Porostimur.com, Ternate – Jaringan Advokasi Tambang (JATAM) menyoroti kepemilikan Gubernur Maluku Utara, Sherly Tjoanda, atas lima perusahaan tambang yang tersebar di wilayah Malut. Kelima perusahaan ini diduga memberikan dampak lingkungan dan sosial yang signifikan bagi masyarakat setempat.
Sherly Tjoanda Miliki Saham Mayoritas di PT Bela Group
Berdasarkan laporan JATAM, lima perusahaan milik Sherly terdiri dari PT Karya Wijaya dan PT Bela Kencana (tambang nikel), PT Bela Sarana Permai (tambang pasir), serta PT Amazing Tabara dan PT Indonesia Mas Mulia (tambang emas).
Semua perusahaan ini berada di bawah naungan PT Bela Group, di mana Sherly tercatat memiliki 25,5 persen saham sekaligus menjabat sebagai direktur perusahaan.
Melky Nahar, Koordinator JATAM, menjelaskan bahwa kepemilikan saham mayoritas PT Karya Wijaya kini berada di tangan Gubernur, yakni 71 persen, sedangkan sisanya dibagi rata untuk tiga anaknya.
Perusahaan ini memiliki konsesi nikel seluas 500 hektare di Pulau Gebe sejak 2020, dengan konsesi tambahan 1.145 hektare pada 2025 di perbatasan Halmahera Timur dan Tengah.

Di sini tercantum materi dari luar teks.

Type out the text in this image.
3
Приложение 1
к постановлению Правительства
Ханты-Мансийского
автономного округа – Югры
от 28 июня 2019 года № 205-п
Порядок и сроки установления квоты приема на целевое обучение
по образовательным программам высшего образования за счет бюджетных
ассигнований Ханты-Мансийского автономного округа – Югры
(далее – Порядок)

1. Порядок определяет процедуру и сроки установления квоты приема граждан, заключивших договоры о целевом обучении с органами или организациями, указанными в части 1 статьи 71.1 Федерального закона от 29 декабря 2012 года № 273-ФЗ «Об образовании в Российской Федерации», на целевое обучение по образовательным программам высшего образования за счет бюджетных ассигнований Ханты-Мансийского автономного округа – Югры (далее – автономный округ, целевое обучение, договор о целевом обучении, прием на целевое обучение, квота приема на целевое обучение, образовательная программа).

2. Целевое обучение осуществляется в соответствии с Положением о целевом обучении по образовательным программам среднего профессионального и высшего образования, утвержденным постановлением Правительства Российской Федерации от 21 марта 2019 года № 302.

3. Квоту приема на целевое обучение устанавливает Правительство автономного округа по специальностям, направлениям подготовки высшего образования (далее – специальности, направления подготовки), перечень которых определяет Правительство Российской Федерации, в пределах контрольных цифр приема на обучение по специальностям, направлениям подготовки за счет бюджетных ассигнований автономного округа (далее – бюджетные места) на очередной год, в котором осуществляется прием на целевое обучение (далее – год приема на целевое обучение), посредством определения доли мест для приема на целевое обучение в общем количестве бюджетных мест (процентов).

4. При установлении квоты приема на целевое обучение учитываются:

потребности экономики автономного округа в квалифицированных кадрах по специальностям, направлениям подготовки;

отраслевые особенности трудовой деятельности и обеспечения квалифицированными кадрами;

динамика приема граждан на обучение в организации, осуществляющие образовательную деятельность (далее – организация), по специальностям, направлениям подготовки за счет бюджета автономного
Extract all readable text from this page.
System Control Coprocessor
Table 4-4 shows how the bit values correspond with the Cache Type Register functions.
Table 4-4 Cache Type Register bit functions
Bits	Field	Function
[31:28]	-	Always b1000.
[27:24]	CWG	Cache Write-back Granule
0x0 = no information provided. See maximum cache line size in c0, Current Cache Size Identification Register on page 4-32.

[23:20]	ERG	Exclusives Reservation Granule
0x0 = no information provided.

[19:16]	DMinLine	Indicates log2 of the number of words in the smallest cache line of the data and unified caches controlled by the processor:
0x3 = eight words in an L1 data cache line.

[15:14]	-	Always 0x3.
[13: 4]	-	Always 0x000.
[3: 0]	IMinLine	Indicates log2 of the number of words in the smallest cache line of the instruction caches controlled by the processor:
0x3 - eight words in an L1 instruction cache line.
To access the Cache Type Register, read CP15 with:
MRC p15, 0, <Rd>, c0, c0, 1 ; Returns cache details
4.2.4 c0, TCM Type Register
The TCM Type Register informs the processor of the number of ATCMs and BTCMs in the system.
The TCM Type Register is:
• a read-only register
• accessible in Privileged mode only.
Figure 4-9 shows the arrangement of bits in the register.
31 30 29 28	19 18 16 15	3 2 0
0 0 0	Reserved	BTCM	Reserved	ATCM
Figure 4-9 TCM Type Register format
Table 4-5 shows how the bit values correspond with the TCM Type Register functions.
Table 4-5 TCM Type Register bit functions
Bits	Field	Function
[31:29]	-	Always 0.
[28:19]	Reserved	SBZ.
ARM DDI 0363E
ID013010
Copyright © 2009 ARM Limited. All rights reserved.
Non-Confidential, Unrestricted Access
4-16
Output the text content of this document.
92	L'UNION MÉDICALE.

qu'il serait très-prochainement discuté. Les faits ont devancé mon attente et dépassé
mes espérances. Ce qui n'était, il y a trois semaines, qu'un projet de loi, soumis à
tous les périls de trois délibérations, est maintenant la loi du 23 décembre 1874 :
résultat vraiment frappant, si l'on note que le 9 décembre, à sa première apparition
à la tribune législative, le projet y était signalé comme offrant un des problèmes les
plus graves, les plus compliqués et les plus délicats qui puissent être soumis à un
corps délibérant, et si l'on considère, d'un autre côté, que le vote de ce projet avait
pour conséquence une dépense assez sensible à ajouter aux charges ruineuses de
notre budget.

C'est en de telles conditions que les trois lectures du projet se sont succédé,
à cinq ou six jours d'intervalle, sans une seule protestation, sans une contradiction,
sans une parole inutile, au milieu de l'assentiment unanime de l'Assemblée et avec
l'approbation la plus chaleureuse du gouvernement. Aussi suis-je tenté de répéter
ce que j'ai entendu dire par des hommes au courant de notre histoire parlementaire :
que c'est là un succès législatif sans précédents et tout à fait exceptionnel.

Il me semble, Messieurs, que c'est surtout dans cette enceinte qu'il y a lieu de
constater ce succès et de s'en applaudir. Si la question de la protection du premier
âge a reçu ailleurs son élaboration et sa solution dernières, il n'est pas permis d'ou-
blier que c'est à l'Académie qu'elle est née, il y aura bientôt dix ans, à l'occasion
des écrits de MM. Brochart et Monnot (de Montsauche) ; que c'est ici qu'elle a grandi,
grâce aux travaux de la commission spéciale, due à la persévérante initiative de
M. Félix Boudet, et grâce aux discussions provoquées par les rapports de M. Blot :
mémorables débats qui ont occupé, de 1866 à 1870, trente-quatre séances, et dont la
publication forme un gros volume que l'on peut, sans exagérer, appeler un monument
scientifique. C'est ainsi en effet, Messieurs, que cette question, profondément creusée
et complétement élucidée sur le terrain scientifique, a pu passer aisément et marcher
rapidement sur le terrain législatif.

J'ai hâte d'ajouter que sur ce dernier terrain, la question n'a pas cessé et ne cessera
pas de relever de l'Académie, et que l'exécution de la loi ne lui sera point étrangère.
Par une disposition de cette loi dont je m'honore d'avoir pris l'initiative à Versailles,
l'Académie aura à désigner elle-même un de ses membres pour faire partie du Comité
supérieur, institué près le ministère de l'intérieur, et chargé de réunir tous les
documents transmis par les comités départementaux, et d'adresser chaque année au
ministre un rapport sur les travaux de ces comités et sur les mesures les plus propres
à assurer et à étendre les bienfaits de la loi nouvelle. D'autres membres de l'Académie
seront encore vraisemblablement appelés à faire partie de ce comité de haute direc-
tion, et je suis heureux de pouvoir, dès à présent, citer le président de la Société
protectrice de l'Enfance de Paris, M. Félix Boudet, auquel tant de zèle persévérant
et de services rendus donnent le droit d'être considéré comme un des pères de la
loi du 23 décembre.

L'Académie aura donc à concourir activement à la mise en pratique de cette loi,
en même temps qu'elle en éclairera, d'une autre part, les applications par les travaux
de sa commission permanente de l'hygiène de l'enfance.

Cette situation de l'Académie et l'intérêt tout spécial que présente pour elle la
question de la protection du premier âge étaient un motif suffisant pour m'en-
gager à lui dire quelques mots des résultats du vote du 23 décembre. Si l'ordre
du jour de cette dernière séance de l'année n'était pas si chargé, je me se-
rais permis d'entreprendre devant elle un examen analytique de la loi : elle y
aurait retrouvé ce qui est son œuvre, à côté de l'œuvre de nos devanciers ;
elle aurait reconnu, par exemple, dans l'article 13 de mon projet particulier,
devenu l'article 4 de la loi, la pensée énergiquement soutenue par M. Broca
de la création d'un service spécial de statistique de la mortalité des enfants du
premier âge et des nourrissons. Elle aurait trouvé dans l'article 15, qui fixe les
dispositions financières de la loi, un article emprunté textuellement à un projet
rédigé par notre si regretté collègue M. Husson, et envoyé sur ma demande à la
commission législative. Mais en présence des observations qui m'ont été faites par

Dampak Lingkungan dan Kontroversi Konsesi

JATAM menyoroti dugaan pencemaran lingkungan akibat aktivitas PT Indonesia Mas Mulia di Pulau Bacan. Limbah tambang yang mengandung merkuri dan sianida diduga mencemari Sungai Sayoang, yang menjadi sumber air utama bagi masyarakat lokal. Masyarakat melaporkan perubahan warna dan bau air serta kerusakan pada lahan pertanian dan kebun warga.